Hey, you know what would be a totally fun, parallel universe-version of justice? If your victims were punished for your wrongdoings and crimes towards them!
Oh wait, nope – already happens in this universe. (But that’s a rant for another publication-)
Anyway, this concept was explored in Hell Raisers. We were introduced to some exposition in the form of a short clip, wherein a series of murders seem to have taken place.
The murderer and his victims wake up in what seems like hell – except, the victims are the ones who appear to be caged, not the murderer. It was quite hard to piece together the plot from all the panicky, scream-y dialogue (half of which was in Mandarin, to our confusion). But what became clear was a) when the victims sincerely forgave the murderer, they were let free, b) the murderer was trying to make them forgive him, to save themselves, and c) there was a time limit to escape, or else Consequences (i.e. mauled by hellbeast).
There are good questions to be explored and analogies to be made here, namely about forgiveness and psychological well-being, but they’re overshadowed by more plotty questions, such as: why did the murderer try so hard to save them, if he killed them in the first place? Why reverse justice? What were they saying in Mandarin? – we feel so left out!
The Past is The Past (Dicky Kam, Zainal Bostaman, Coco Lee, Nurfarzana Adelin)
The show comes full circle here, as they attempt to address the question posed by the first playlet: what do their futures hold, in view of their past experiences? This playlet paints the internal and external conflicts they put themselves through for the sake of their passions.
Three talents and a stage manager meet in a green room before an audition (a scenario that will probably be the actors’ realities). They trade teases, witty quips and life stories – the last of which, details a boy overcoming his fear of public speaking, a girl reliving her father’s disdain of her, and another boy struggling to improve in dancing. The monologues were delivered with such poignancy that one would not be surprised if they were rooted in some personal truth.
As for the final, cutaway dance scene –
The playlet, with its playful, comedic tone, was a refreshing dessert to all the heavy entrees which preceded it. Despite its lightheartedness, the message was not delivered with any less weight.
After the show, we hung around a bit to get a feel for the general response to the show. Family members could be seen proudly taking photos with their children who shined bright that night. An audience member let us know that his favourite of the playlets had been “What If?” citing that it was thought-provoking and funny.
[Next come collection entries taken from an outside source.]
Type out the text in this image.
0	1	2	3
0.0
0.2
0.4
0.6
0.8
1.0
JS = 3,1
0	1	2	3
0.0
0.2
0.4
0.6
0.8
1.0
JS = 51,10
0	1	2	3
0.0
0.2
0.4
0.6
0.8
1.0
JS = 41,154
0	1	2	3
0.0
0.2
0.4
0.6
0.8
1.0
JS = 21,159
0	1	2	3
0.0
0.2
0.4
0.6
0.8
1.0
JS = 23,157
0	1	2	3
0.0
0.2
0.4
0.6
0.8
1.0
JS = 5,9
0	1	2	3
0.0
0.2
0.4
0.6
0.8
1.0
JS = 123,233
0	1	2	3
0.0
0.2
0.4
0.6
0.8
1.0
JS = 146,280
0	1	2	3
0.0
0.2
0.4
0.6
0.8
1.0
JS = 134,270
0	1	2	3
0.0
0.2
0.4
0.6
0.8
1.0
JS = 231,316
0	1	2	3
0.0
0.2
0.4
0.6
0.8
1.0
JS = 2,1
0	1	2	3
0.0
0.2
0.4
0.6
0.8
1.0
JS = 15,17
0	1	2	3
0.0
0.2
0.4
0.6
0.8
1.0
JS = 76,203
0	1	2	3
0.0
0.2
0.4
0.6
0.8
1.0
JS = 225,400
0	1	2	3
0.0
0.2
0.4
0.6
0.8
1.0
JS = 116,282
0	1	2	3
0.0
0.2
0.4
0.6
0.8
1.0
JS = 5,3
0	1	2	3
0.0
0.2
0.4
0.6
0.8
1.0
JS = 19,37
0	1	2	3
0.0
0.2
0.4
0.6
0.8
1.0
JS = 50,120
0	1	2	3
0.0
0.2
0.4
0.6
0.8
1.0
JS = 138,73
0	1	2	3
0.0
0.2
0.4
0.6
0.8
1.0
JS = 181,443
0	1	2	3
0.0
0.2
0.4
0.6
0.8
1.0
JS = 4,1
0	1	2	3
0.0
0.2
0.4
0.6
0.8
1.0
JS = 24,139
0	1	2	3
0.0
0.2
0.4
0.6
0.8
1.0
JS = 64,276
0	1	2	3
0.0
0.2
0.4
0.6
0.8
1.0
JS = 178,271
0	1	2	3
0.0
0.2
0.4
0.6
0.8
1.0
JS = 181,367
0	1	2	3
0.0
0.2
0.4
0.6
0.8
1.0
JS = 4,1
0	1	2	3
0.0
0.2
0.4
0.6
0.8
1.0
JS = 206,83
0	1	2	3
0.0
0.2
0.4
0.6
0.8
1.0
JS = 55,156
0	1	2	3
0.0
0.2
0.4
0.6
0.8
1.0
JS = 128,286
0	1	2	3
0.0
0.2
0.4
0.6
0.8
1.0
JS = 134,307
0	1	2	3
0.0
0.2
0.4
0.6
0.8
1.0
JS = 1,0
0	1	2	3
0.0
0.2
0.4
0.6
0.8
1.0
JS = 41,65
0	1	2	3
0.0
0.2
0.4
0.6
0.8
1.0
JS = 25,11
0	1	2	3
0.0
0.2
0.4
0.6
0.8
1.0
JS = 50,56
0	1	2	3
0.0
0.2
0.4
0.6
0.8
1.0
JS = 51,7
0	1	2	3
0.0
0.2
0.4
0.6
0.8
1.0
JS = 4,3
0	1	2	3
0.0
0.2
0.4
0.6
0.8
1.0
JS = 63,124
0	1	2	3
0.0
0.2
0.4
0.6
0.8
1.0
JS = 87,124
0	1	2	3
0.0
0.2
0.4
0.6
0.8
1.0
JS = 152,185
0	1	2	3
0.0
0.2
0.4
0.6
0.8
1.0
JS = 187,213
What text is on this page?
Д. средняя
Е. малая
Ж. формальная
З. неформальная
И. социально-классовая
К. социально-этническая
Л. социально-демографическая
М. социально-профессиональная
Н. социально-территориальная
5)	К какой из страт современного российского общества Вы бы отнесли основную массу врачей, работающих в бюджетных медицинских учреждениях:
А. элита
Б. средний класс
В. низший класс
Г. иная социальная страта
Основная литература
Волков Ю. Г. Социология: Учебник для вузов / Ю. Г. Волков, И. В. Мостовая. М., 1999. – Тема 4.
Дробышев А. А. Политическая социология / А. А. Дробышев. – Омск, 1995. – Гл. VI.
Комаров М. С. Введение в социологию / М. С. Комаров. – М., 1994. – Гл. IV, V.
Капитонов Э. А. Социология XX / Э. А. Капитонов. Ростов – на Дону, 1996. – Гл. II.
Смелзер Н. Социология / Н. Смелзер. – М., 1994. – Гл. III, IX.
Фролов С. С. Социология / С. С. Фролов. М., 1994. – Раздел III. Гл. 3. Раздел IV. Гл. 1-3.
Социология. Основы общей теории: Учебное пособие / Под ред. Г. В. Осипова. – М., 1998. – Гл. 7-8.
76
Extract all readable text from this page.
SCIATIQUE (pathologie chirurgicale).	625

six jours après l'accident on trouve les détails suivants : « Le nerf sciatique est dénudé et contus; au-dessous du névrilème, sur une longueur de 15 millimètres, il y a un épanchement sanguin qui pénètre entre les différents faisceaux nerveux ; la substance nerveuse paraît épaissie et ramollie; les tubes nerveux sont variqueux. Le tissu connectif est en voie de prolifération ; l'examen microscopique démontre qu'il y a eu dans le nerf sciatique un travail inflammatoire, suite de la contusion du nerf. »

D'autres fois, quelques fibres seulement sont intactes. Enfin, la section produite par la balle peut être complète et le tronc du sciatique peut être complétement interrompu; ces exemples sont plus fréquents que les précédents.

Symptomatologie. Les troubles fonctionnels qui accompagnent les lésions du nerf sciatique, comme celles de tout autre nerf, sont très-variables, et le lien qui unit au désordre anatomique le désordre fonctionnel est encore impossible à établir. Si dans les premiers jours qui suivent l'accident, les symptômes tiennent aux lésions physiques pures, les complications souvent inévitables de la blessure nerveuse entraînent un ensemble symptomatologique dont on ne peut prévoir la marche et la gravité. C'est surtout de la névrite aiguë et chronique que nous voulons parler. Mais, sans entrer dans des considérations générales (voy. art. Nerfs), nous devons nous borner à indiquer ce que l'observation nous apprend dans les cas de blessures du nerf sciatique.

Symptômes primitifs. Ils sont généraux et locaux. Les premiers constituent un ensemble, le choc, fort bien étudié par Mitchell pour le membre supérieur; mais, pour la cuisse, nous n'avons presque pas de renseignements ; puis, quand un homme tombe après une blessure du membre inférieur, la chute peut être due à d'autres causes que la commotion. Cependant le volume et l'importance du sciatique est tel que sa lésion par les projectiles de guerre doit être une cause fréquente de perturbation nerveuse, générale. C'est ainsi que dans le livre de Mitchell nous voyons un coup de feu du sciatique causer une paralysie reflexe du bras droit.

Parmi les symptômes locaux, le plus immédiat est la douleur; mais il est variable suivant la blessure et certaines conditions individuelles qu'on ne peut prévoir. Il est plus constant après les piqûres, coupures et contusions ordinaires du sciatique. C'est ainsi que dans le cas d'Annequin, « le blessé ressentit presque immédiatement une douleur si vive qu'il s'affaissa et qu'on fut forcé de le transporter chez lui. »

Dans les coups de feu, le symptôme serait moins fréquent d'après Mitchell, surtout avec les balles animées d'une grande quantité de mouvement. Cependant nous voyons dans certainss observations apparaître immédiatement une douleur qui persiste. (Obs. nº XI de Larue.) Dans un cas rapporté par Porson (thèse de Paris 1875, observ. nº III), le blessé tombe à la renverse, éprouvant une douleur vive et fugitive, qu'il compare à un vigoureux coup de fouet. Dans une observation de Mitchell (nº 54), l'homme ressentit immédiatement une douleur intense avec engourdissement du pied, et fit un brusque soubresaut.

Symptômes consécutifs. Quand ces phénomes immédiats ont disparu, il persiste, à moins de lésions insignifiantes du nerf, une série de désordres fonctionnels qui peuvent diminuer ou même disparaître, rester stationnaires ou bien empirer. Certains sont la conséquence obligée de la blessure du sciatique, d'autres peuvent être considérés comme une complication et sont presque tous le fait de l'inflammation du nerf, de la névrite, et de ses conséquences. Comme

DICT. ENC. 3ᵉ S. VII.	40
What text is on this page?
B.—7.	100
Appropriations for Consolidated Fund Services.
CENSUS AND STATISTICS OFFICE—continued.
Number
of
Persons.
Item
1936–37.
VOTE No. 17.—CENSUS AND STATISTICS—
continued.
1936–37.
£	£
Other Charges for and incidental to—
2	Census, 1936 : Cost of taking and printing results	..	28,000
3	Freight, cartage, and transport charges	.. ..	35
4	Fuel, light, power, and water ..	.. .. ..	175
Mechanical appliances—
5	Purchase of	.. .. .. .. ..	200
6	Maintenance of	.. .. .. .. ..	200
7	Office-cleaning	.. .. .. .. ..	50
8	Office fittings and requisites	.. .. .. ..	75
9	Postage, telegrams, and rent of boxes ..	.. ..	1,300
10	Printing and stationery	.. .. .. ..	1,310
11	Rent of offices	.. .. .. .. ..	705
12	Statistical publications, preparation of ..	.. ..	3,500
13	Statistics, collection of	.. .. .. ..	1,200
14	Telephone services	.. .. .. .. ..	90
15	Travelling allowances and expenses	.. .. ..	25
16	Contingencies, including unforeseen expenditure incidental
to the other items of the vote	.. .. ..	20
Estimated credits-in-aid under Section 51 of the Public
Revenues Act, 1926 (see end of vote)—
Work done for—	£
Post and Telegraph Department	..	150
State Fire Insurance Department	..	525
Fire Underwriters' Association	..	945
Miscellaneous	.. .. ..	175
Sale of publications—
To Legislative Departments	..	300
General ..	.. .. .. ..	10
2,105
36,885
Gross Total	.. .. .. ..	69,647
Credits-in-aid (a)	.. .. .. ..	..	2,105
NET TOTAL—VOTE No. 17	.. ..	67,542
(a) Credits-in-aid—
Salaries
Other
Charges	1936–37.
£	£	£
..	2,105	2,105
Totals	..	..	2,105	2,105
Rozanne Ting, who played the doppleganger to Puteri in Who’s Da Best Now agreed to a mini interview with us, letting us know that they had indeed, only had 7 weeks to put together the entire show and that this was both the first, and last time they would be performing as part of their diploma program. The seven playlets and dance were entirely written and choreographed by the students, including sound and lighting cues which of course provided a huge challenge for the first timers.
When asked if she has a favourite, Rozanne loyally responded, “not really, everyone was great”.
We’ll have to agree on that. Despite any flaws in the script and stories themselves, there’s no denying that all the actors put themselves out there 100%. The dancers may not have had the training to execute each routine to perfection, but what they lacked in control they made up with enthusiasm. Each line of script could be heard clearly and each story held its appeal. All in all, it was an enjoyable two hour show and we look forward to seeing more from these future stars.